On Wednesday, Amazon was still taking orders for the Kindle, but said it would email customers with an estimated delivery date "as soon as we have more information." People who order the device won't be charged until the e-reader ships.
Amazon apparently found the sweet spot when it decided to one-up Barnes & Noble by slashing the price to $10 less than what B&N said it would sell the comparable Nook. Amazon cut the price just hours after B&N dropped the price of the Nook to $199 from $259, which had also been the price of the Kindle.
At less than $200, Amazon is likely spending more to make the Kindle. However, analysts say profits in the digital book market are shifting from the e-reader to the sales of e-books. As a result, lowering prices to get e-readers in the hands of consumers has become the strategy of booksellers.

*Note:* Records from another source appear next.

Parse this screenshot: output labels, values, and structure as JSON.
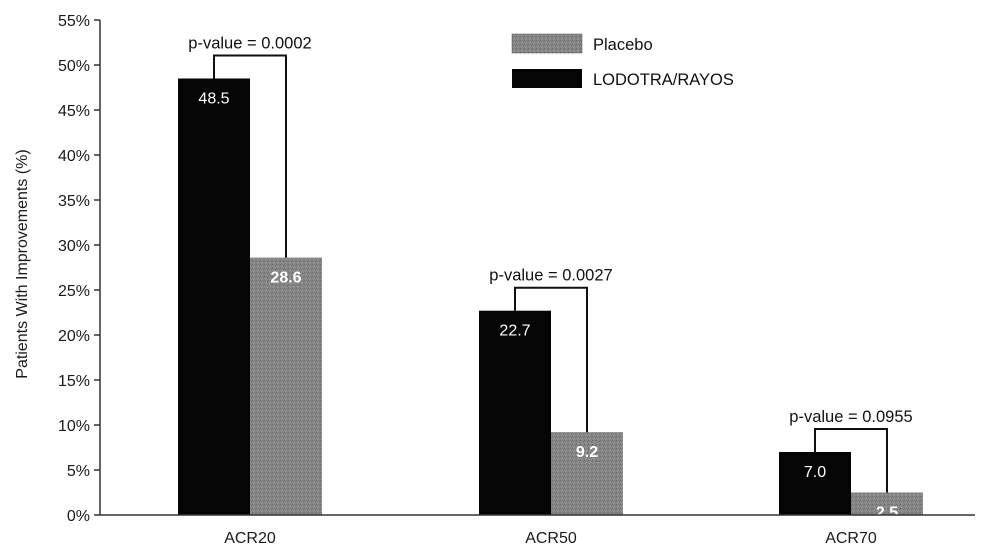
{
  "chart_data": {
    "type": "bar",
    "title": "",
    "xlabel": "",
    "ylabel": "Patients With Improvements (%)",
    "ylim": [
      0,
      55
    ],
    "yticks": [
      0,
      5,
      10,
      15,
      20,
      25,
      30,
      35,
      40,
      45,
      50,
      55
    ],
    "ytick_suffix": "%",
    "categories": [
      "ACR20",
      "ACR50",
      "ACR70"
    ],
    "series": [
      {
        "name": "LODOTRA/RAYOS",
        "values": [
          48.5,
          22.7,
          7.0
        ],
        "labels": [
          "48.5",
          "22.7",
          "7.0"
        ],
        "color": "#050505"
      },
      {
        "name": "Placebo",
        "values": [
          28.6,
          9.2,
          2.5
        ],
        "labels": [
          "28.6",
          "9.2",
          "2.5"
        ],
        "color": "#7e7e7e"
      }
    ],
    "annotations": [
      {
        "category": "ACR20",
        "text": "p-value = 0.0002"
      },
      {
        "category": "ACR50",
        "text": "p-value = 0.0027"
      },
      {
        "category": "ACR70",
        "text": "p-value = 0.0955"
      }
    ],
    "legend": {
      "position": "top-right",
      "order": [
        "Placebo",
        "LODOTRA/RAYOS"
      ]
    },
    "grid": false
  }
}
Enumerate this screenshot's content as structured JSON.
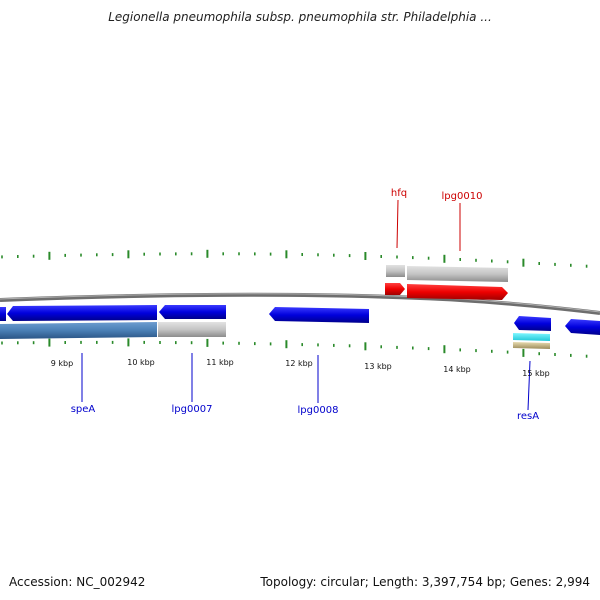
{
  "title": "Legionella pneumophila subsp. pneumophila str. Philadelphia ...",
  "footer": {
    "accession": "Accession: NC_002942",
    "topology": "Topology: circular; Length: 3,397,754 bp; Genes: 2,994"
  },
  "colors": {
    "forward_cds": "#ff0000",
    "reverse_cds": "#0000ff",
    "gene_grey": "#c0c0c0",
    "gene_steelblue": "#4a7fb5",
    "tick_green": "#2a8a2a",
    "backbone": "#808080",
    "label_red": "#cc0000",
    "label_blue": "#0000cc"
  },
  "scale": {
    "unit": "kbp",
    "labels": [
      "9 kbp",
      "10 kbp",
      "11 kbp",
      "12 kbp",
      "13 kbp",
      "14 kbp",
      "15 kbp"
    ]
  },
  "features": [
    {
      "name": "speA",
      "strand": "reverse",
      "color": "blue"
    },
    {
      "name": "lpg0007",
      "strand": "reverse",
      "color": "blue"
    },
    {
      "name": "lpg0008",
      "strand": "reverse",
      "color": "blue"
    },
    {
      "name": "hfq",
      "strand": "forward",
      "color": "red"
    },
    {
      "name": "lpg0010",
      "strand": "forward",
      "color": "red"
    },
    {
      "name": "resA",
      "strand": "reverse",
      "color": "blue"
    }
  ]
}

The strategy is apparently working for Amazon. the company this month announced that unit sales of e-books surpassed that of hardcover books. On Wednesday, Amazon said Swedish author Stieg Larsson has become the first writer to sell more than 1 million digital books on Amazon. Larsson is the author of the bestselling "Millennium Trilogy."
"We've reached a tipping point with the new price of Kindle -- the growth rate of Kindle device unit sales has tripled since we lowered the price from $259 to $189," Jeff Bezos, founder and CEO of Amazon, said at the time. "In addition, even while our hardcover sales continue to grow, the Kindle format has now overtaken the hardcover format."
The growth rate of e-books sales have been impressive, given that digital books overtook hardcover books in less than three years. Amazon has been selling hardcover books for 15 years.
However, given the growing competition in the e-book market, Amazon will have to move quickly to increase its Kindly supply. Besides B&N, Amazon is facing competitive pressure from bookseller Borders, which offers the Kobo e-reader, and from Apple, which has sold more than 3 million iPads.